Salve chef! Sono davvero onorato di poterla intervistare, le va di descriversi in poche righe?
Piacere mio e grazie per l’attenzione. In breve, posso definirmi una persona curiosa, caparbia, sensibile, creativa ed appassionata al proprio lavoro.
Da più di vent’anni è lo Chef de “La Pergola”, il ristorante con 3 Stelle Michelin (unico a Roma).
Cosa rappresenta per lei?
Roma é casa. La Pergola é il mio riferimento quotidiano, così come al ritorno da ogni viaggio, il punto nevralgico da cui tutto é iniziato, ormai 25 anni fa.
Approfitto di questo anniversario importante per ringraziare ancora una volta la Proprietà, che ha creduto in me fin dall’inizio e con cui ho un rapporto bellissimo di stima reciproca.
Quali sono le figure (non necessariamente chef) dalle quali ha tratto ispirazione durante il suo percorso professionale?
Sono sempre stato affascinato dall’arte in tutte le sue declinazioni.. come racconto spesso, questo é stato uno dei motivi per cui ho scelto una professione in cui potessi esprimere la mia creatività. Traggo ispirazione dalla realtà che mi circonda e dalle emozioni che ne scaturiscono; tra gli artisti, amo le opere di Mondrian, Cézanne e Modigliani.
Lei è uno dei più importanti esponenti dell’alta gastronomia internazionale.
Quali sono i piatti più rappresentativi della sua cucina?
Domanda difficile.. in tutti questi anni le creazioni son state e sono ancora tante. Lavoro moltissimo sulla stagionalità degli ingredienti, quindi anche nei menù dei miei ristoranti i piatti cambiano in base alla disponibilità delle materie prime.
Tra i piatti più richiesti dai nostri Ospiti e dunque che possiamo considerare rappresentativi de “La Pergola”, menzionerei i Fagottelli, il Fiore di zucca in pastella, la sfera ghiacciata e, tra le ultime creazioni, il Cuore di lattuga affogato ad alta pressione ai profumi di gallina ruspante e Rombo con asparagi e codium.
Veniamo al rapporto tra cibo e immagine. Sappiamo che anche l’occhio vuole la sua parte. Quanto reputa importante coordinare i colori e decorare i piatti perché gli stessi possano definirsi perfettamente riusciti?
Questo é un aspetto fondamentale del nostro lavoro e richiede grande meticolosità.

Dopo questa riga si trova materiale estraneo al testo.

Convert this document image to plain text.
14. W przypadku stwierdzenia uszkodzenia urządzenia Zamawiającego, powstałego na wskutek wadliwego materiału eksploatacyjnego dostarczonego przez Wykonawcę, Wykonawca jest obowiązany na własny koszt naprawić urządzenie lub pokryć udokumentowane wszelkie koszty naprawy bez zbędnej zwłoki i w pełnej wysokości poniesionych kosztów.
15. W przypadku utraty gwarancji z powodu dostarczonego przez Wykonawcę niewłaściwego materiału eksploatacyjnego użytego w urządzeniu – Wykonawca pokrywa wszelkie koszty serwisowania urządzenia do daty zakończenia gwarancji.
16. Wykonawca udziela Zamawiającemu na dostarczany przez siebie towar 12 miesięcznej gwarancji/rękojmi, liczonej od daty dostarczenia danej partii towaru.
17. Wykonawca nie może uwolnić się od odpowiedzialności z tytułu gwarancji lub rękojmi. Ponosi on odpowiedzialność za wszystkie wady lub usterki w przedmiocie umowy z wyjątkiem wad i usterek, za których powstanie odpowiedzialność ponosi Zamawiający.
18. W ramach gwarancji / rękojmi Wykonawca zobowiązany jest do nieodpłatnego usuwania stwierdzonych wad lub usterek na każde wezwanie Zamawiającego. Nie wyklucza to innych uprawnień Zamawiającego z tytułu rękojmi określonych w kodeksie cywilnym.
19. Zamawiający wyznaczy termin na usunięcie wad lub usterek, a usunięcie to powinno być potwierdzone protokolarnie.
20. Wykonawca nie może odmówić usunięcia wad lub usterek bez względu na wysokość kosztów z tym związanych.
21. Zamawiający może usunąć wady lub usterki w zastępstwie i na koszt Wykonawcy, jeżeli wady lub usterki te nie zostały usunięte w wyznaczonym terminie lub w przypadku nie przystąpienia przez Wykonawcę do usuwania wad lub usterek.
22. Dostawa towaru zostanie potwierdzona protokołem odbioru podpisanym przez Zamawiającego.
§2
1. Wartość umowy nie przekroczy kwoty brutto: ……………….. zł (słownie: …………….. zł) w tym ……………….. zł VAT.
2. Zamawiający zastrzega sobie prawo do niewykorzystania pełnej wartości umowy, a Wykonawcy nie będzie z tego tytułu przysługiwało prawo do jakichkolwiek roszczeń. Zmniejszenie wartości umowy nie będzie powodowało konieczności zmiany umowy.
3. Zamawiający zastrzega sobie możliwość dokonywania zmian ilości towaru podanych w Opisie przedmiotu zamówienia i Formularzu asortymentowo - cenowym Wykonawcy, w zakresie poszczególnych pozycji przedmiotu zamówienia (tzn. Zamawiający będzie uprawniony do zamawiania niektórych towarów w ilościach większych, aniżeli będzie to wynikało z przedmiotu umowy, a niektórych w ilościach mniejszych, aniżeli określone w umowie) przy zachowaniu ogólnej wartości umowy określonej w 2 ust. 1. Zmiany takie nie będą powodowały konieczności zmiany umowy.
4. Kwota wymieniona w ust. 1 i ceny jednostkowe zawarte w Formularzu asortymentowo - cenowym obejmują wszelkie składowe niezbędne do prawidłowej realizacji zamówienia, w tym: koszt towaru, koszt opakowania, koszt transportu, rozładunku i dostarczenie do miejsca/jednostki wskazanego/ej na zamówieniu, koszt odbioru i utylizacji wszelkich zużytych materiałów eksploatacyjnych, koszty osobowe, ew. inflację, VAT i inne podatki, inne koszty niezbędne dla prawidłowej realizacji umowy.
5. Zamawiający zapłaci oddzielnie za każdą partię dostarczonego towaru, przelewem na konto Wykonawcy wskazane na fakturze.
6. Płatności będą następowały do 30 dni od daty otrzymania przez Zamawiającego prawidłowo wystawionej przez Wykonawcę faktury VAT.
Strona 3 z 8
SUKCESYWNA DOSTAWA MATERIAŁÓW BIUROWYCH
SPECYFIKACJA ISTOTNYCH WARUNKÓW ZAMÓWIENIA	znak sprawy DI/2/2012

Se già al primo impatto, ossia visivo, il piatto ci soddisfa ed emoziona, significa che siamo riusciti a creare armonia tra colori, forme e spazi. Ovviamente il piatto dovrà mantenere anche le altre sue promesse, ossia un aroma ed un sapore all’altezza delle aspettative, ma l’estetica in primis deve essere attrente ed elegante.
Le sarà sicuramente capitato di lavorare con un food photographer. Quanto conta la sintonia tra chef e food photographer per comunicare adeguatamente l’immagine di un piatto?
La sintonia é importantissima. Io e Janez (Puksic, con cui collaboro da più di vent’anni) ogni volta, prima degli shooting, ci sediamo per decidere e condividere la vision di ciò che vogliamo trasmettere attraverso le foto, facciamo qualche scatto di prova per vedere se il risultato é in linea con le nostre idee e così ci coordiniamo, piatto dopo piatto.
Ci sono dei piatti in particolare che preferisce vengano fotografati rispetto ad altri?
In linea di massima, non ho preferenze.
Dipende comunque molto dal concept su cui devo lavorare in quel momento.
Che impatto hanno (o hanno avuto) internet, e in particolare i social, nella tua carriera?
La moderna tecnologia aiuta molto: senza il web, ad esempio, non potrei seguire le preparazioni in diretta streaming nel mio ristorante di Tokyo o seguire in tempo reale l’andamento degli altri locali.
Riguardo i social network, sicuramente hanno contribuito ad aumentare la visibilità degli Chef ed é apprezzabile che rendano più accessibili al pubblico i piatti che noi creiamo dando modo di soddisfare, tra le altre, le curiosità di chi ci segue sulle tecniche impiegate per realizzarli e sulle materie prime utilizzate.
In che misura il termine “tradizione ” si coniuga con il lavoro di uno chef?
La tradizione non può mai mancare; é la base da cui partire per dare vita a nuovi scenari e creare nuovi piatti. Senza tradizione, senza il suo studio, non c’è innovazione.
Sta a noi Chef trovare il giusto equilibrio tra creatività e basi storiche di un piatto.